During the nearly four decades of Shah Pahlavi's rule from 1941 to 1979, Iranian women fought for and secured many rights, including the right to custody of their children and an increase to the minimum age at which girls could be married, to 18 years old. They also gained the right to divorce and to have abortions, while limitations were placed on men's right to polygamy.
Female Iranians were also represented in politics, including in a few very prominent positions. Farokhroo Parsa (pictured) and Mahnaz Afkhami were two ministers loyal to the regime who advocated for women's issues. On May 8, 1980, shortly after the revolution led by Ayatollah Khomeini, Parsa was executed. Afkhami still lives in exile today in the United States.

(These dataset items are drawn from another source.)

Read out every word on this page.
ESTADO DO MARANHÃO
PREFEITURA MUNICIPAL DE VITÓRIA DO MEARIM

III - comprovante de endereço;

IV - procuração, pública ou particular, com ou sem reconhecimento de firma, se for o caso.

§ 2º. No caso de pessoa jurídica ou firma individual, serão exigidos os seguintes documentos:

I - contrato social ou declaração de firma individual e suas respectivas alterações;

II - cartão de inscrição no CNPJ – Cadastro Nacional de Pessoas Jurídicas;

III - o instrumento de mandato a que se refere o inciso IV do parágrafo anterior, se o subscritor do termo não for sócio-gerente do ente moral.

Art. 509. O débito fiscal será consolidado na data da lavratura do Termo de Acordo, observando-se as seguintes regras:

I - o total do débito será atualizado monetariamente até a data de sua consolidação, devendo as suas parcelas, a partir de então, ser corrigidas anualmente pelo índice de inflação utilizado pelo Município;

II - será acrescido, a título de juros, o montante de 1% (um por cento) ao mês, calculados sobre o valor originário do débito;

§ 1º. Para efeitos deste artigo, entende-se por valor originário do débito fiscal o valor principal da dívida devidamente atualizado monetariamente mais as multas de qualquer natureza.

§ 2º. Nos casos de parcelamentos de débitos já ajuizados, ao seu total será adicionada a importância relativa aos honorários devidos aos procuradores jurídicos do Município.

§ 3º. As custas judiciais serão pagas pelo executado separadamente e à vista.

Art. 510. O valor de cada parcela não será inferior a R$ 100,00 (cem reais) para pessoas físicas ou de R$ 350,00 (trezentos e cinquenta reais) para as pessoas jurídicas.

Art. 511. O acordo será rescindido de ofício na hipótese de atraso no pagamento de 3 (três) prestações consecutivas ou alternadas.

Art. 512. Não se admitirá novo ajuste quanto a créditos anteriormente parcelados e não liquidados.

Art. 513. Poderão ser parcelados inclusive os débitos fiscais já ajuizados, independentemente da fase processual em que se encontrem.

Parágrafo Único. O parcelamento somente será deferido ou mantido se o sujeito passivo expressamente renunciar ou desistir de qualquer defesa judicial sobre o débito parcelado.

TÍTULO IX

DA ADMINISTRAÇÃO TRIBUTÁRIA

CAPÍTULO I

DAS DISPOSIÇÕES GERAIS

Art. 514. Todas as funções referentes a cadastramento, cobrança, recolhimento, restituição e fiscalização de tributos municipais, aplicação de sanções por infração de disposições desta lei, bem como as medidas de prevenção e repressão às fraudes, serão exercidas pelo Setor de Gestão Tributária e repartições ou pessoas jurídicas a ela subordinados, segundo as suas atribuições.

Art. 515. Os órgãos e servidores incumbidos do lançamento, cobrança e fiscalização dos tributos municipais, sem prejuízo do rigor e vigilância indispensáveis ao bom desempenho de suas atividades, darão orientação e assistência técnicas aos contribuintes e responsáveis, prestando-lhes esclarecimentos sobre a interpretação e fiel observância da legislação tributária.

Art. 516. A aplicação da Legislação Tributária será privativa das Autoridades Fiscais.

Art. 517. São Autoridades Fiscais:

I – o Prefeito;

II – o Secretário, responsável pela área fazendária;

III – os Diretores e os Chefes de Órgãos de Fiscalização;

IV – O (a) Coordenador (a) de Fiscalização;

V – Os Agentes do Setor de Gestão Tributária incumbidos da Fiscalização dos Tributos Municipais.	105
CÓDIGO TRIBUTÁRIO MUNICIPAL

Female artists like the author Simin Daneshvar (1921-2012) achieved fame around the world. Her works repeatedly climbed bestseller lists. Forough Farrokhzad (1934-1967, pictured) became one of the most significant representatives of 20th century Iranian modernism in poetry and film.
The shah was overthrown in February 1979 - an event in which women played a decisive role. Soon thereafter, Iran's progressive laws on women were scrapped. Divorce and custody rights were curtailed. Girls could once more be married off at the age of nine, and polygamy was allowed without restrictions.
Despite facing legal inequality, many Iranian women have sought to exercise freedoms, including on the job. Some have managed careers in traditionally male-dominated occupations. These days, women can be seen driving taxis or long-distance trucks. They become teachers, doctors, police officers, members of parliament and presidential advisers.
Iran's women and young people were decisive in the 1997 and 2001 presidential elections that brought the reformer Mohammad Khatami to power. After his first victory, he relaxed the strict laws governing women's right to establish organizations and clubs for other women.
The name Shirin Ebadi is inseparable from Iran's movement to liberate women. She won the Nobel Peace Prize in 2003 for her political engagement. Ebadi has lived since the end of 2009 in exile in England. The lawyer and activist is an icon to many in her home country - and well beyond Iran.
2006 brought an initiative promoting the legal equality of Iranian women in which 1 million supporters' signatures were sought. Later and in connection with the 2009 presidential election, the activists behind the campaign joined forces with male supporters to form what they called the Green Movement.
The Green Movement supported the reform-minded Mir-Hossein Mousavi in his election bid against incumbent President Mahmoud Ahmadinejad. However, the latter was re-elected in a hotly disputed poll that unleashed weeks of protests by disappointed men and women. Demonstrators filled Tehran's streets carrying signs with slogans like, "Where is my vote?"
Many people died during conflicts between the demonstrators and security forces. Student Neda Agha Soltan became an international face of the atrocities committed. When she was shot on June 20, 2009, a cell phone's camera captured her death. The video appeared shortly afterward on the Internet, drawing global attention to the young woman's death. She remains an icon of the resistance movement.
After the election in 2009, the situation for Iranian women became more difficult. Many activists had to leave the country, and many others are still in prison, including lawyer Nasrin Sotoudeh. In 2012, she and filmmaker Jafar Panahi were honored in absentia by the European Parliament with its Sakharov Prize.
Iran's next presidential election is scheduled for June 2013. Women's rights advocates throughout the country have signaled that they're optimistic about the outcome. They want to use the vote as an opportunity to put forth concrete demands relating to their rights.
50 years ago, in 1963, Iranian women secured the right to vote. DW looks back at five decades of progress and setbacks for the women's movement there.